2. Les comparaisons internationales : un biais français ?

La Cour des comptes a passé en revue onze évaluations du coût de démantèlement des centrales dans des pays étrangers en extrapolant les résultats au parc de 58 réacteurs d’EDF. Les résultats sont forcément fragiles et à manier avec précaution. Néanmoins, comme le relève la Cour, toutes ces évaluations sont supérieures aux estimations actuelles d’EDF : de 1,4 à 3,4 fois en Allemagne, de 2,1 fois au Japon, de 1,5 à 1,9 fois aux US (cas intéressant car mesuré à partir des coûts de démantèlement du réacteur REP de Maine Yankee réalisé entre 1997 et 2005).

3. L’espoir d’économies d’échelle

Dans ses calculs, EDF mise l’existence d’économies d’échelle dans l’activité de démantèlement du parc, permettant de lisser les dépenses des premiers chantiers avec les suivants moins coûteux. L’argument est celui de 58 centrales utilisant la même technologie construites en une quinzaine d’année.

Le patron d’EDF affirme ainsi, dans sa réponse au rapport de la Cour (annexe du document) :

« Je rappelle enfin que les coûts de déconstruction bénéficieront du même effet de standardisation que celui que nous avons connu lors de la construction du parc : en moyenne, les centrales françaises ont coûté deux fois moins cher que les centrales américaines. »

L’argument mériterait une discussion plus précise. Si on conçoit bien que la fabrication des différents équipements d’une centrale (cuve, générateurs, tuyauterie…) sur des séries de dizaines d’exemplaires génère des économies d’échelle et que des chantiers de construction successifs peuvent gagner en efficacité avec des procédures améliorées, ces marges de manoeuvre devraient en toute logique être beaucoup plus réduites dans un chantier de démantèlement.

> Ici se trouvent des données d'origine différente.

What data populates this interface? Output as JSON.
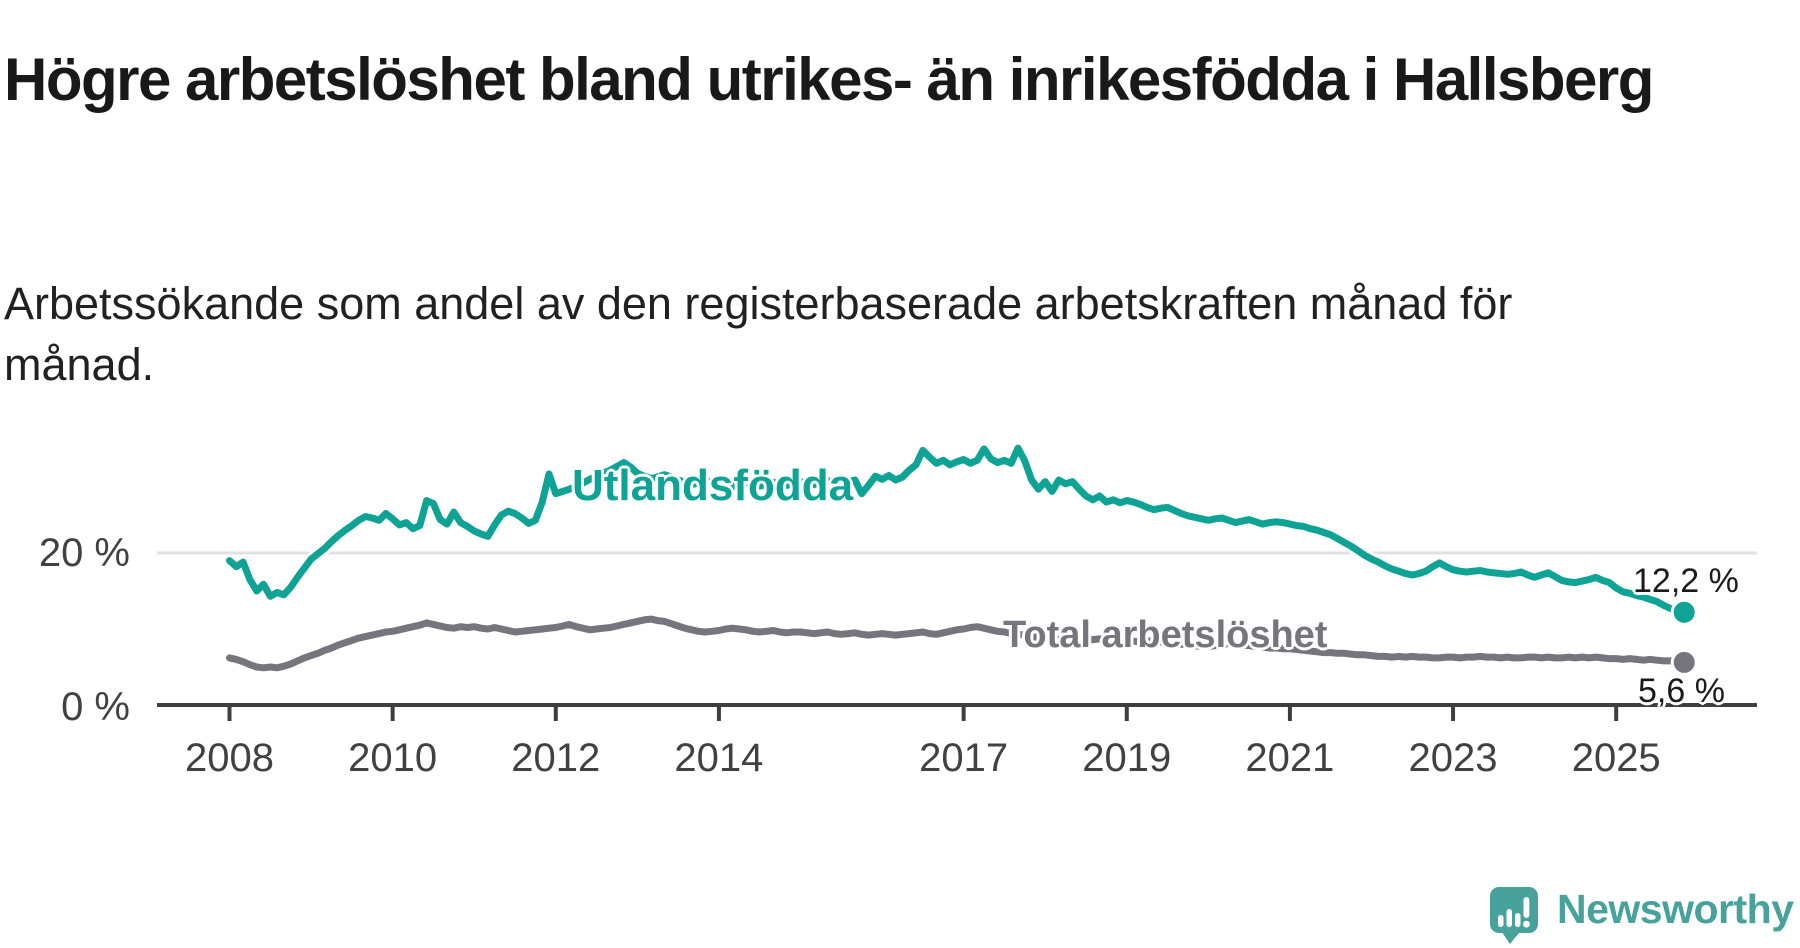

D’abord, parce qu’il s’agit principalement, comme dans tout chantier de ce type d’une activité de main d’œuvre, d’heures de travail nécessaires pour démonter, découper, trier, transporter les déchets (avoir traité une cuve ne fait pas en soi gagner du temps pour le démontage de la cuve suivante). Ensuite, car tout chantier pose des problèmes inattendus, spécifiques, liés à la géographie du site, son agencement, telle particularité lors de la construction, etc. qu’il faudra traiter au cas par cas.

4. Quid de la R&D, des équipements et de la formation ?

Dans ce rapport, comme dans ceux qui l’ont précédé, pas une ligne n’est consacrée aux dépenses d’investissement nécessaires pour mener efficacement le démantèlement des centrales. Tout se passe comme si on disposait déjà aujourd’hui de tout ce qu’il faut.

Or démanteler une centrale est une opération très complexe. Il s’agit en effet de gérer plusieurs contraintes antagonistes : assurer la sécurité des personnels et des habitants proche, éviter toute pollution du site ou des lieux traversés lors du transport des déchets, le tout en limitant les coûts. Une méthode artisanale appliquée à 58 réacteurs serait hors de prix. On sait déjà qu’il faut des outils très spécifiques pour découper les équipements (lance thermique, torche à plasma), des tenues de radioprotection, des sas de confinement du chantier, des systèmes de traitement de l’eau et de l’air, une logistique poussée de conditionnement des déchets…

Mais des efforts seront sûrement nécessaires pour innover et mettre au point les meilleures technologies (R&D), fabriquer des équipements dédiés comme peut-être des robots (investissement) et enfin former les personnels (plusieurs centaines voire milliers de salariés).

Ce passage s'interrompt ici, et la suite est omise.